BOSTON -- When General Mills launched Berry Burst Cheerios, the company's various SAP systems used different identifiers...
for the product: Big G Cheerios, Gen Mills and G Mil Berry Burst Cheerios, to name a few.
The system worked within Minneapolis-based General Mills' various divisions, but when large supermarket chains began pressing the company to comply with global data synchronization standards, the system created some confusion.

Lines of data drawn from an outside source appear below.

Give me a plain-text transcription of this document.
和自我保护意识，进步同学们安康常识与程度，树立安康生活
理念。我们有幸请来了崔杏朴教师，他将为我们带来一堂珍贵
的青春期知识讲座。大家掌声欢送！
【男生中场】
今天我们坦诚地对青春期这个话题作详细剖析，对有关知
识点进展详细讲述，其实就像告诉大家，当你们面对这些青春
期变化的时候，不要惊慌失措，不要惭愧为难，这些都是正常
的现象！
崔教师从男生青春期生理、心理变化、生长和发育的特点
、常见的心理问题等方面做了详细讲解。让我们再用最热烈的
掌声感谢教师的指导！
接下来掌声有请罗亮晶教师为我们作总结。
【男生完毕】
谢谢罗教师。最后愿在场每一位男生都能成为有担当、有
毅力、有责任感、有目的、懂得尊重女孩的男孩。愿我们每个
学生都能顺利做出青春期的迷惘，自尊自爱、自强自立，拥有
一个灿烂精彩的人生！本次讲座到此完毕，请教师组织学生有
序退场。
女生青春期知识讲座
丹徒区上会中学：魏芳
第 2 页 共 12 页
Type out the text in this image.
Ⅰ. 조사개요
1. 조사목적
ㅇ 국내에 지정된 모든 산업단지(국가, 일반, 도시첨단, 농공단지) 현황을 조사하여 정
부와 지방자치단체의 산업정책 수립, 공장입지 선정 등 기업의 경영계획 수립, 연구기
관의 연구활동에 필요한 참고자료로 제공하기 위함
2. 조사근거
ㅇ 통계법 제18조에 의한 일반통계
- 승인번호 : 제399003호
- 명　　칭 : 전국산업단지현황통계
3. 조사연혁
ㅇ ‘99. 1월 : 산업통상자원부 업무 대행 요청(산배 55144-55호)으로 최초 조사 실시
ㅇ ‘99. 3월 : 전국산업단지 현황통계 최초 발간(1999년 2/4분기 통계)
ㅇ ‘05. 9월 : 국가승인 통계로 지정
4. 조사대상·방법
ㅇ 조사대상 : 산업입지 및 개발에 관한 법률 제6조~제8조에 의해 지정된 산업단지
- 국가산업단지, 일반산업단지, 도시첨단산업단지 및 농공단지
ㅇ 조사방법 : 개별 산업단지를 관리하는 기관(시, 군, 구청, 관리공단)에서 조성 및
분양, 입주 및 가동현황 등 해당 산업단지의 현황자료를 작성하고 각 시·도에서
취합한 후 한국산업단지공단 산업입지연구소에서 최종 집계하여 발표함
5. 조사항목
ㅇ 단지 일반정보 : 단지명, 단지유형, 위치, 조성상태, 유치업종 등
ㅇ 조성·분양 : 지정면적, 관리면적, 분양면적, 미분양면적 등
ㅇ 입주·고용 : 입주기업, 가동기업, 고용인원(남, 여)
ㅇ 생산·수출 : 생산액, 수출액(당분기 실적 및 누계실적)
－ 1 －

The food maker is required to report unique identifiers for each product to the Global Data Synchronization Network, a registry used by retailers and manufacturers to track and identify specific products as they move through the supply chain.
In came Deb Hertler of General Mills and her 38 team members overseeing the company's SAP master data, mySAP Business Suite and warehouse management systems.
Hertler's team placed 1,500 company products into the global registry by creating a data model to support the identification requirements, force data consistency among the company's various divisions and improve data quality.
"Before, our systems supported us in-house," said Hertler, who explained the project to attendees of SAP's TechEd '05 conference. "Now our product data is shared with customers and put out on our intranet, so it was key to put it in a standard structure that could be easily used."
Data quality and consistency is imperative as companies begin sharing information externally, Hertler said. Improving the functionality of systems to boost data accuracy and quality is worth the effort, she said.
General Mills isn't the only firm dealing with data issues. Data quality is a rising concern across many growing enterprises, said Sheryl Kingstone, CRM program manager with Boston-based Yankee Group. When companies start analytics projects, such as building a business warehouse, data quality suddenly becomes a top priority, Kingstone said.
"There are many different systems and oftentimes the same data can be represented differently. You can have duplication efforts especially when other information like third-party data is brought in to augment what you have," Kingstone said. "That's why it's very important to map it appropriately."
To solve their data quality issues, Hertler and her team custom designed new material master tables by assigning product attributes and product relationships. Adding to the complexity was the addition of dozens of new product lines the company acquired through a merger with Pillsbury in 2001.
The new material master had five new custom tables, which contained 30 new fields. New functionality was built in to enable end users to create reports, search by relationship and status of a product.
"We created a lot of road shows that we took within the company, showing what can and cannot be done on SAP," Hertler said. "Education made all the difference in the world."